Figure 12.1
Patient positioning for a laparoscopic right adrenalectomy
Figure 12.2
(a) Trocar sites for laparoscopic right adrenalectomy. (b) Placement of trocar sites to facilitate dissection of a large tumor
Figure 12.3
Dissecting the triangular ligament to mobilize the right liver
Figure 12.4
The apex of the adrenal gland’s two limbs is dissected free, and the surgeon uses hook cautery to continue the dissection inferiorly
Figure 12.5
Identification, dissection, and ligation of the adrenal vein
Figure 12.6
Dissection of the inferior edge of the adrenal gland away from the renal vein and hilum
Figure 12.7
Separation of the periadrenal fat from the posterior muscle attachments
Figure 12.8
Removal of the specimen
12.2.2 Laparoscopic Left Adrenalectomy
Similar to a laparoscopic right adrenalectomy, for a laparoscopic left adrenalectomy the patient is placed in a modified right lateral decubitus position (80° angle) with the aid of a beanbag (Fig. 12.9a). The patient is leaned slightly back to allow for better exposure to the anterior abdomen. An axillary roll is placed, and the bed is flexed to open the space between the costal margin and the iliac crest. Pillows are placed between the patient’s legs, which are slightly bent to maintain a neutral position, and the patient is secured to the bed with 3-inch cloth tape across the knees, hips, and chest. The patient’s left arm is laid on pillows or an arm board, and the patient’s right arm is flexed at the elbow.

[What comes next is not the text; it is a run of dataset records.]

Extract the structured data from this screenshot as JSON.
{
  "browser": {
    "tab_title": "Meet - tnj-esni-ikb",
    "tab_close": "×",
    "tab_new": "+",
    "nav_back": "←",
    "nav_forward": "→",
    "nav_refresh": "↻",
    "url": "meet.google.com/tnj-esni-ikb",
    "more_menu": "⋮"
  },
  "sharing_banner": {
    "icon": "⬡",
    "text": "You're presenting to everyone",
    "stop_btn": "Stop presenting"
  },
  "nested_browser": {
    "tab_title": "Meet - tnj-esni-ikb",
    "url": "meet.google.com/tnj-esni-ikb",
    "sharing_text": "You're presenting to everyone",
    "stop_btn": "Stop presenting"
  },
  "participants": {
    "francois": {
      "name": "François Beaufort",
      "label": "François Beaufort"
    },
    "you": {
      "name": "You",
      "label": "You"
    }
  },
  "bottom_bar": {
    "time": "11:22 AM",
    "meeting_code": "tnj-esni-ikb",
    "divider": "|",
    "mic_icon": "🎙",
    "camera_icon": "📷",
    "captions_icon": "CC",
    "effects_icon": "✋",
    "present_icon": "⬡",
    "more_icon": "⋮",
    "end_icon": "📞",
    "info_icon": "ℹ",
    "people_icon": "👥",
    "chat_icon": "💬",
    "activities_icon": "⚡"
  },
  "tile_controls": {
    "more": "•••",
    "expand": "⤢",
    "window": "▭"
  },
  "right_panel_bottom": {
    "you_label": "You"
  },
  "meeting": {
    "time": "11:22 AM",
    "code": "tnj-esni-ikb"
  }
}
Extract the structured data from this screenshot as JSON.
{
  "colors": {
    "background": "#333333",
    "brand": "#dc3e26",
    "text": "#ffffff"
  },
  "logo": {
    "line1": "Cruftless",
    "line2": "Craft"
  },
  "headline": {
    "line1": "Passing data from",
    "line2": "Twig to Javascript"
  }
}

Pneumoperitoneum is established using a Veress needle approximately 1–2 cm below the left subcostal margin in the midclavicular line (Palmer’s point). The intra-abdominal pressure is initially bought to 20 mmHg and a 10-mm dilating trocar is placed (T1). Close communication with the anesthesiology team is paramount to look for a decrease in end-tidal CO2, possibly indicating a CO2 embolism. The pneumoperitoneum is then decreased to 15 mm Hg, and three additional 10-mm trocars are placed 1–2 cm below the left subcostal margin, evenly spaced between the midclavicular line and the anterior axillary line (T2–T4; Fig. 12.9b).
The first step in the operation is to release the splenic flexure of the colon (Fig. 12.10). This is done using hook cautery. The avascular attachments of the colon are demonstrated by retracting the colon inferiorly with an atraumatic laparoscopic grasper. Additional dissection may be necessary along the superior portion of the white line of Toldt to drop the colon away from the spleen.
A medial visceral rotation is then performed by dissecting the lateral attachments of the spleen off the lateral abdominal wall (Fig. 12.11). The dissection plane is between Gerota’s fascia and the spleen and tail of the pancreas. A fan retractor can be used to gently retract the spleen and pancreas, allowing the surgeon to dissect the avascular attachments to the abdominal side wall and Gerota’s fascia. This is a key step in the operation, and the surgeon must be mindful to stay in the plane anterior to Gerota’s fascia instead of in the fascia or behind the kidney. As the spleen is rotated medially, the surgeon can identify the tail of the pancreas by its subtle yellow color, which is distinct from the surrounding retroperitoneal fat and the splenic vein running along its posterior edge. The dissection stops when the surgeon sees the fundus of the stomach at the cephalad limit of the dissection.